3. Connecting to the participant nodes

before we can trigger the split learning process, we have to connect the participant nodes to the initiator
this is done by an API call to the initiator that updates the connections-related configuration of the node
we will create a json with the connection information of the 2 participant nodes and use that to update the initiator's config:

def add_connections(ip_port):
    connections = { "connections": []}
    for ip in ip_port:
        for port in ip_port[ip]:
            connection = {
                'http': {
                    'host': ip,
                    'port': port,
                    'useHttps': False
                }
            }
            connections["connections"].append(connection)
    
    return connections

using that function we can build the connections:

ip_port = {
    "host.docker.internal": {
        "18082",            # port for weave_node2
        "18083"             # port for weave_node3
    }
}
connections = add_connections(ip_port)

the connections variable contains the json objects representing the connection configuration to the 2 participant nodes, i.e. weave_node2 and weave_node3
we will use this to update the initiator node's config:

path = ["peers", "connections"]
reply = nodeApi.updateConfig(session, json.dumps(path), connections).get()

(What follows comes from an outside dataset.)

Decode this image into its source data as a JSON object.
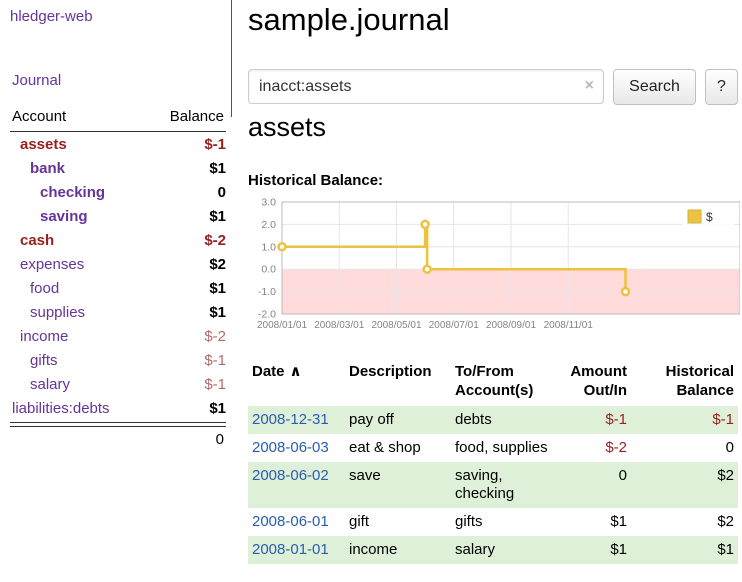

4. Triggering split learning with the initiator node

now that the two participants are connected to the initiator, we can use initiator to trigger split learning, using the parameters configured above with the following API call:

reply = nodeApi.splitLearn(session, initiator_image, participant_image, SLOptions(False, 120, 2, None, sources, params)).get()
print(reply)

{'res': 'ok', 'target': {'operationType': 'COMPUTE', 'organization': 'weavechain', 'account': 'clientAccount'}, 'data': {'<pubkey1>': {'res': 'ok', 'target': {'operationType': 'COMPUTE', 'organization': 'weavechain', 'account': 'clientAccount'}, 'data': {'output': '{"server_model": "UEsDBBQAA...}}}}}

we can also fetch data lineage for the participants:

reply['data']['<pubkey>']

{
'res': 'ok',
'target': {
    'operationType': 'COMPUTE',
    'organization': 'weavedemo',
    'account': 'weavejTGjcdbUSDtk4Rroiz8qVCSGHo3ejTSZV2wtqRobzNBD'
},
'data': {
    'inputHash': '62ZspnQej3ZUyVBTJXEJHyszrZxCBnAY5Si7P1LT54bM',
    'fees': '{"USDC":0}',
    'writesSignature': 'EmChpWVhPZ2ka8wh1aiwMLfXWQSJjPTxYPbo3zPtxShb8bF6JDrsXkRz5vB4yWNAcMQ37mQs5Wm1FXREh6MKzi4',
    'outputHash': 'BpKDBmiku7eSdFxmztQMSxtYRdAvSFcJw8KXDvK5agJf',
    'outputSignature': '4AoAtD6n19XuMxWnaupAeNVjesgtuVQN9QcctmVHfR724jh4TxNUHsoZ5M6je7a4CVYukDwb8YWjYQTT3KNfxBcX',
    'computeHash': '2h5BQPk2tXaDyeSifJ4aE8AoLFnFhNDK5vYsw6zZYGaf',
    'WEAVE_API_KEY': '97af328d9ae0410daebd32565ca18fdb65b4f2c8220e580d',
    'input': '[{"hash":"bryvIld5WQSYT02rOCVzEh1vmDfqxOCCH9YhkHWmVZg=","scope":"private_csv_files","table":"melanoma"}]',
    'writesHash': '6LfKoQQMqb8fYgA1PwBPKMhFaJ59Fn3DWw6qTRri4zjN',
    'paramsHash': 'HW8t63kVCzdR28fbsoHL6RGe3Tbew8icgGhRQ8WbPJg4',
    'writes': '[]',
    'outputSignatureTs': '3BJbd397vNxYDDKGjQMWH2i6gLM1DR2vA4webNrB4P2CSpNHyeYeBiuSEKgE573rCqx6LzwqKEAiXMyFWEo7w9et',
    'taskId': '8de2735c3b71455f9dbe3150d3a52540',
    'consoleSignature': '4ECkbzB3zFK6tjv5GvyHcQuiwr8JkMXkFtjdjwg3SKvYQJvuPx2zj3RB179231T41vwroDQUKTwV8NUeZsxjHpiX',
    'ts': '1692870682362'
}
}